Obviously, the best of plans can fail. I still occasionally mouth the words “Go home” to people with alien plates who turn in front of me in the supermarket parking lot in Siberia With a View, but I realize at least half the people sporting Colorado plates have lived here less than five years. There’s no way to get at these people anymore, no way to identify them and attack them. The battle is useless; it’s like fighting a hefty mutagen with Bactine.
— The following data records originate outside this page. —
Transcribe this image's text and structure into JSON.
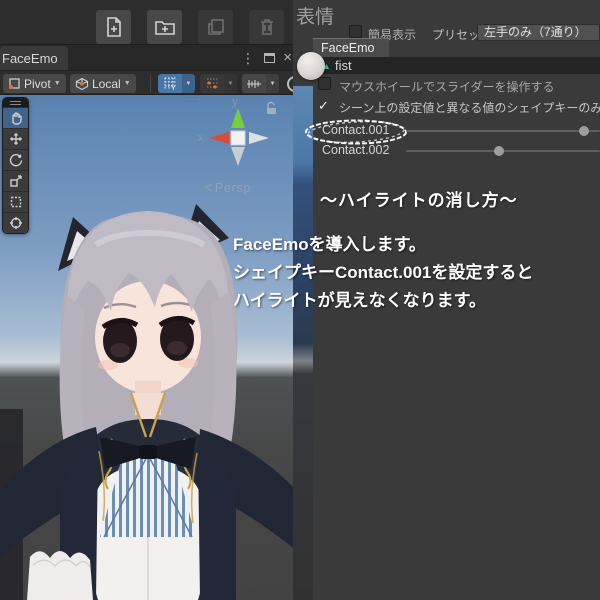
{
  "colors": {
    "panel_bg": "#3a3a3a",
    "toolbar_bg": "#2d2d2d",
    "selected_blue": "#4878a8",
    "sky_top": "#5a82b0",
    "accent_teal": "#3dbd9e",
    "snap_orange": "#e0702e",
    "annotation_text": "#ffffff"
  },
  "icons": {
    "menu_dots": "⋮",
    "close": "×",
    "dropdown_caret": "▼",
    "item_triangle": "▲",
    "check": "✓",
    "persp_arrow": "<"
  },
  "main_toolbar": {
    "buttons": [
      {
        "name": "new-asset",
        "enabled": true
      },
      {
        "name": "new-folder",
        "enabled": true
      },
      {
        "name": "duplicate",
        "enabled": false
      },
      {
        "name": "delete",
        "enabled": false
      }
    ]
  },
  "left_window": {
    "tab_label": "FaceEmo",
    "toolbar": {
      "pivot_label": "Pivot",
      "local_label": "Local",
      "grid_axis_label": "Y"
    },
    "scene": {
      "persp_label": "Persp",
      "gizmo": {
        "x_label": "x",
        "y_label": "y"
      }
    }
  },
  "right_panel": {
    "title": "表情",
    "simple_display_label": "簡易表示",
    "preset_label": "プリセット",
    "preset_value": "左手のみ（7通り）",
    "faceemo_tab_label": "FaceEmo",
    "selected_item_label": "fist",
    "checkbox_mousewheel": {
      "label": "マウスホイールでスライダーを操作する",
      "checked": false
    },
    "checkbox_scene_diff": {
      "label": "シーン上の設定値と異なる値のシェイプキーのみ表示",
      "checked": true
    },
    "sliders": [
      {
        "name": "Contact.001",
        "percent": 92,
        "circled": true
      },
      {
        "name": "Contact.002",
        "percent": 48,
        "circled": false
      }
    ]
  },
  "annotation": {
    "title": "〜ハイライトの消し方〜",
    "lines": [
      {
        "pre": "",
        "bold": "FaceEmo",
        "post": "を導入します。"
      },
      {
        "pre": "シェイプキー",
        "bold": "Contact.001",
        "post": "を設定すると"
      },
      {
        "pre": "ハイライトが見えなくなります。",
        "bold": "",
        "post": ""
      }
    ]
  }
}
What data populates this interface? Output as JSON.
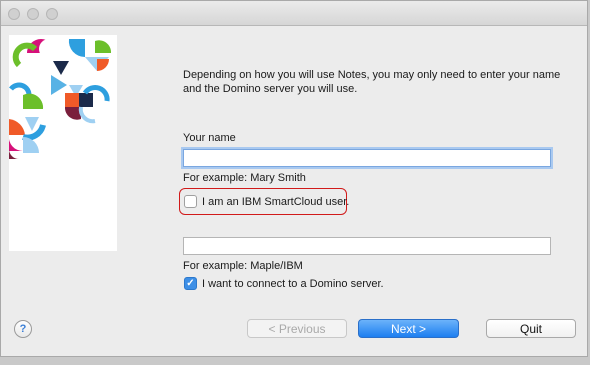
{
  "window": {
    "title": ""
  },
  "intro_text": "Depending on how you will use Notes, you may only need to enter your name and the Domino server you will use.",
  "name_section": {
    "label": "Your name",
    "value": "",
    "example": "For example: Mary Smith"
  },
  "smartcloud": {
    "label": "I am an IBM SmartCloud user.",
    "checked": false
  },
  "server_section": {
    "value": "",
    "example": "For example: Maple/IBM"
  },
  "domino": {
    "label": "I want to connect to a Domino server.",
    "checked": true,
    "check_glyph": "✓"
  },
  "help": {
    "glyph": "?"
  },
  "buttons": {
    "previous": "< Previous",
    "next": "Next >",
    "quit": "Quit"
  },
  "colors": {
    "accent_blue": "#1d7ef0",
    "highlight_red": "#d11a1a",
    "art_palette": [
      "#d6117a",
      "#6cbf2a",
      "#2e9fdf",
      "#f05a28",
      "#7a1f3c",
      "#9fd0f2",
      "#1b2a4a"
    ]
  }
}
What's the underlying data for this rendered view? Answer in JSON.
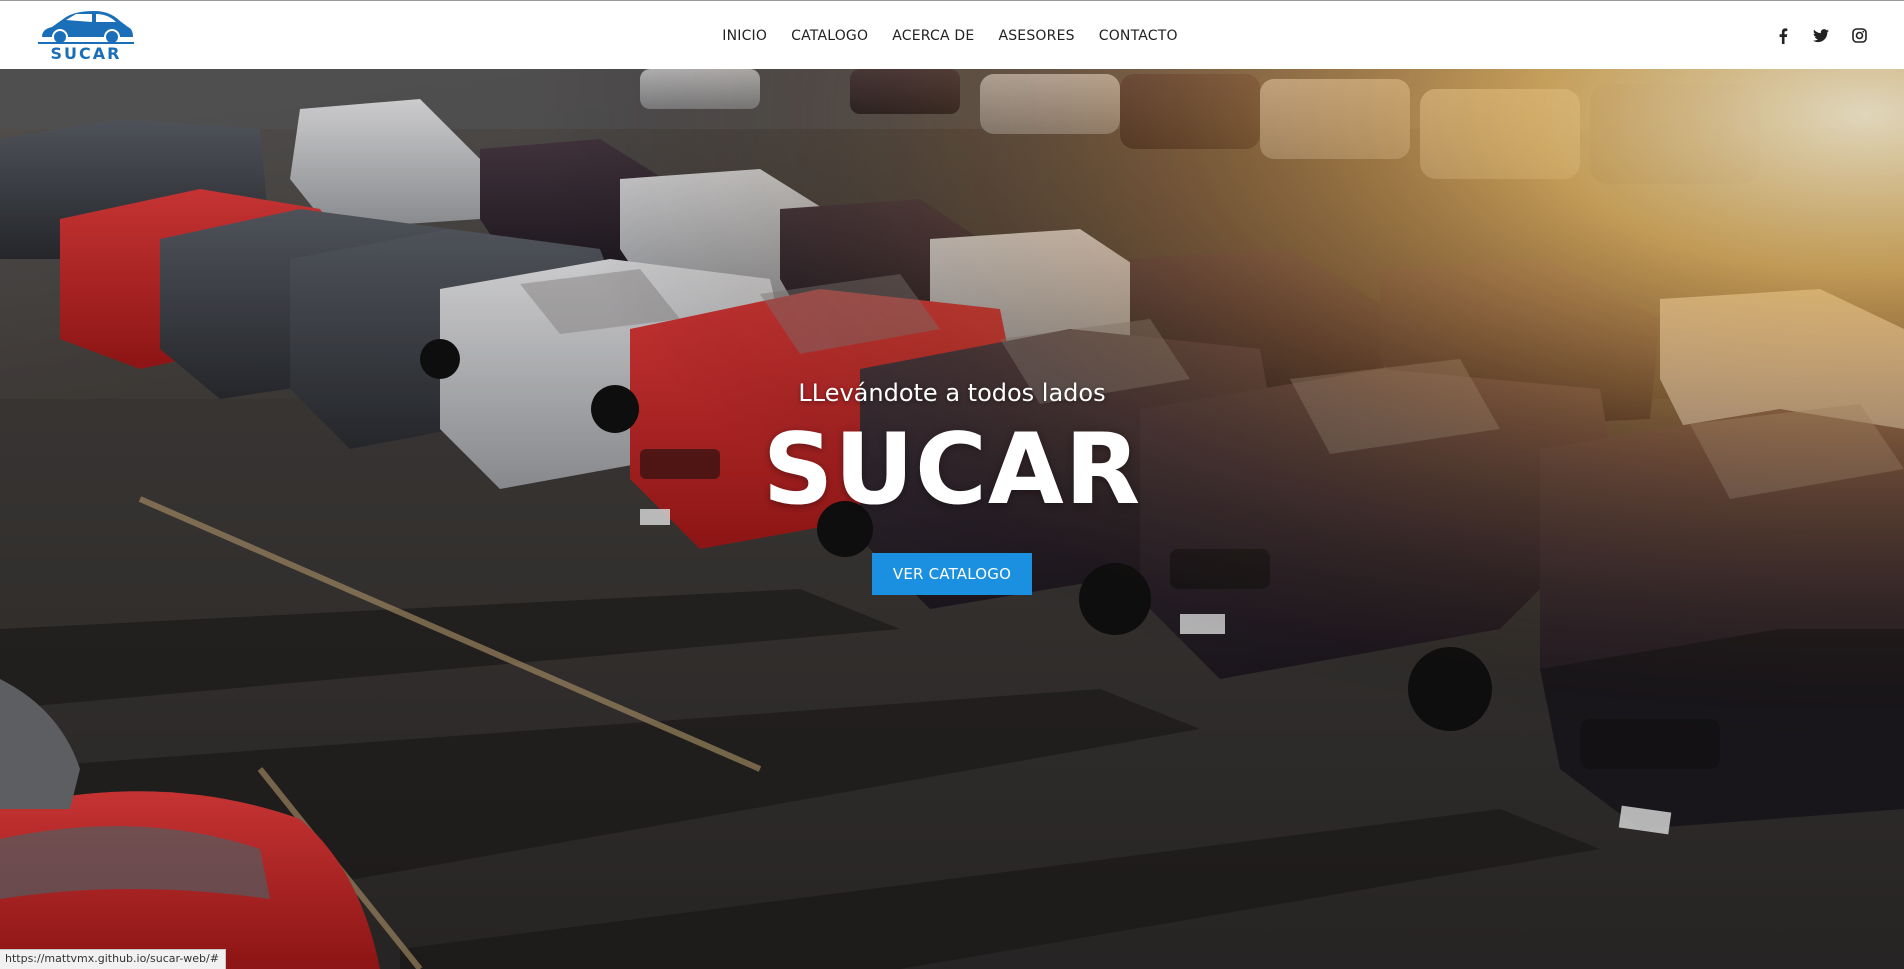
{
  "header": {
    "logo_text": "SUCAR",
    "nav": [
      {
        "label": "INICIO"
      },
      {
        "label": "CATALOGO"
      },
      {
        "label": "ACERCA DE"
      },
      {
        "label": "ASESORES"
      },
      {
        "label": "CONTACTO"
      }
    ],
    "social_icons": [
      "facebook-icon",
      "twitter-icon",
      "instagram-icon"
    ]
  },
  "hero": {
    "tagline": "LLevándote a todos lados",
    "title": "SUCAR",
    "cta_label": "VER CATALOGO",
    "background": "parked cars in a lot at sunset"
  },
  "status_bar": {
    "url": "https://mattvmx.github.io/sucar-web/#"
  },
  "colors": {
    "brand_blue": "#1a6fb8",
    "cta_blue": "#1b8fe0",
    "nav_text": "#222222",
    "header_bg": "#ffffff"
  }
}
So, my hostility has detoured to RVs.
After I leave Buena Vista, I pass one after another of the abominations on my trip home to Siberia With a View. With each new RV, my fury blooms.
Then, I experience something that throws me over the edge, which puts me at max needle on the rage-o-meter.
I look to the side of the road as I motor away from South Fork, on the way to Wolf Creek Pass. There are hundreds of RVs parked at a site near the highway, each no more than four or five feet from its neighbor. So, this is where the goofs roost! This is the Great Outdoors they seek. I peer into the graveyard of metal behemoths and I am seized by a profound depression. It is like getting ball-peened as you walk across a dark parking lot at a Coco’s in Gallup, New Mexico. It’s like a vision of hell. If Dante had known of RVs, Ugolino would be at the wheel of one, with Satan chewing his head.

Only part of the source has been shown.